Britain’s Prime Minister and Scotland’s first minister are to approve plans today for a referendum on Scottish independence, in a move that could lead to the breakup of Great Britain after 300 years.
Premier David Cameron, who opposes a Scottish breakaway, will ink the deal in Edinburgh with Scotland’s First Minister Alex Salmond, firing the starting gun on two years of campaigning that will pitch them on opposite sides.
After months of negotiations, London is expected to give Scotland’s administration the power to conduct the referendum in the autumn of 2014, offering Scots a straight yes-no question on leaving the UK.
“Scotland’s two governments have come together to deliver a referendum that will be legal, fair and decisive,” Cameron is expected to say.
“It paves the way so that the biggest question of all can be settled: a separate Scotland or a United Kingdom? I will be making a very positive argument for our UK.
“It is now up to the people of Scotland to make that historic decision.”
Cameron’s Conservatives will be joined by their Liberal Democrat coalition partners in the British parliament and the Opposition Labour party in urging voters to keep Britain together.
The marathon campaign will pit them against the Salmond’s pro-independence Scottish National Party (SNP), the majority party in the devolved Edinburgh parliament.
The independence campaign has celebrity backing from James Bond star Sean Connery, but only a minority of Scots appear to back it, with a survey released on 8 October by pollsters TNS-BMRB showing 28 per cent in favour.

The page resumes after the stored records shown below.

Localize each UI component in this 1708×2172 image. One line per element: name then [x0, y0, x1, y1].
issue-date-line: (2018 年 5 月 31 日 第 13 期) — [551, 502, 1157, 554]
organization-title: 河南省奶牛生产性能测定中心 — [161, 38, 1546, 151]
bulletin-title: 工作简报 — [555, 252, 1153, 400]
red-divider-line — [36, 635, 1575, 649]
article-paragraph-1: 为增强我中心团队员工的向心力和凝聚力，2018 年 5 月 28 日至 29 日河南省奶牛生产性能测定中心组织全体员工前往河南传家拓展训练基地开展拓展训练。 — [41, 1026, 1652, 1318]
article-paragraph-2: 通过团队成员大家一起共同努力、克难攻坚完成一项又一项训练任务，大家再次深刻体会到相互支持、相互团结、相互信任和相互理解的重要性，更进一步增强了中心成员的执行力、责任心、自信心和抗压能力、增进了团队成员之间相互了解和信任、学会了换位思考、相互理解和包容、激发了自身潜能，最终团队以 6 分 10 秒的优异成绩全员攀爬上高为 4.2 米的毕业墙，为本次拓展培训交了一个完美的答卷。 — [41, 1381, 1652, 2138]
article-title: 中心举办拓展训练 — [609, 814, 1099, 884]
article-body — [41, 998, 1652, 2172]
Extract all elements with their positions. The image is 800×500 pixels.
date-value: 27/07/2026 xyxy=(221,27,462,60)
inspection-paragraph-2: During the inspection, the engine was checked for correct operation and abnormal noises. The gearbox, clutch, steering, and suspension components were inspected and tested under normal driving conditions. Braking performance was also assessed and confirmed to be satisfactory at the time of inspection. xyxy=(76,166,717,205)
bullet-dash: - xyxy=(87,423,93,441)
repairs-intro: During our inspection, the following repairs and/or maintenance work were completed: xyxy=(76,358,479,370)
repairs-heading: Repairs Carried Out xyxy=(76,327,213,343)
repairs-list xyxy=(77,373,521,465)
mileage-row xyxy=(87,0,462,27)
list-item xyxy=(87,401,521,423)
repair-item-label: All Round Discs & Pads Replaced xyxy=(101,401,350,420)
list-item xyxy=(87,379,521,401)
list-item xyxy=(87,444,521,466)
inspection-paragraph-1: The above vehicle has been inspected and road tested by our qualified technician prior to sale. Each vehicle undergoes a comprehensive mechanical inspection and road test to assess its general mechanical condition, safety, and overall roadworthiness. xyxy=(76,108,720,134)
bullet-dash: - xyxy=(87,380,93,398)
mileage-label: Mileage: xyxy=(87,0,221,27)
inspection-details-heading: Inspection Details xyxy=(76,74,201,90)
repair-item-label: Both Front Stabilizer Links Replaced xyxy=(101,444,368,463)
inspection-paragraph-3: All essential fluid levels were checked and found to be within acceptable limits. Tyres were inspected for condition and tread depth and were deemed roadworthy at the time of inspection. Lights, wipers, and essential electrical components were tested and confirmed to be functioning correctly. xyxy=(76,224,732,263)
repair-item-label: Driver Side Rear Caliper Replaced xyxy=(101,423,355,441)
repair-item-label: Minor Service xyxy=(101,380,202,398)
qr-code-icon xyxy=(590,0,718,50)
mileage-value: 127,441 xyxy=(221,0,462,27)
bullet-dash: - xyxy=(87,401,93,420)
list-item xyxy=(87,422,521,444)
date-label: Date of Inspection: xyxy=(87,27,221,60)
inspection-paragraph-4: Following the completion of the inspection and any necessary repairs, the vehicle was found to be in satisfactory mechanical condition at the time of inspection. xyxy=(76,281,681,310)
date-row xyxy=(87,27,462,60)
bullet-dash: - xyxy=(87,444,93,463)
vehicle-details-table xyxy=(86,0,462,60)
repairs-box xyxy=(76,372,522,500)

The SNP had pressed for the 2014 date, giving them time to try to win over voters and coinciding with the anniversary of the 1314 Battle of Bannockburn — a famous Scots victory over the English.
Salmond, who has pushed for a referendum since his party won a majority in the Scottish parliament in May 2011, says Scotland — which has a population of five million — should be able to run its own foreign, economic and defence policies.
The devolved Scottish Government currently has powers over policy areas such as health and education, as well as a separate legal system.
England and Scotland were joined by Acts passed in 1707.
Together with Scotland and Wales, they make up Great Britain, while the United Kingdom also includes Northern Ireland.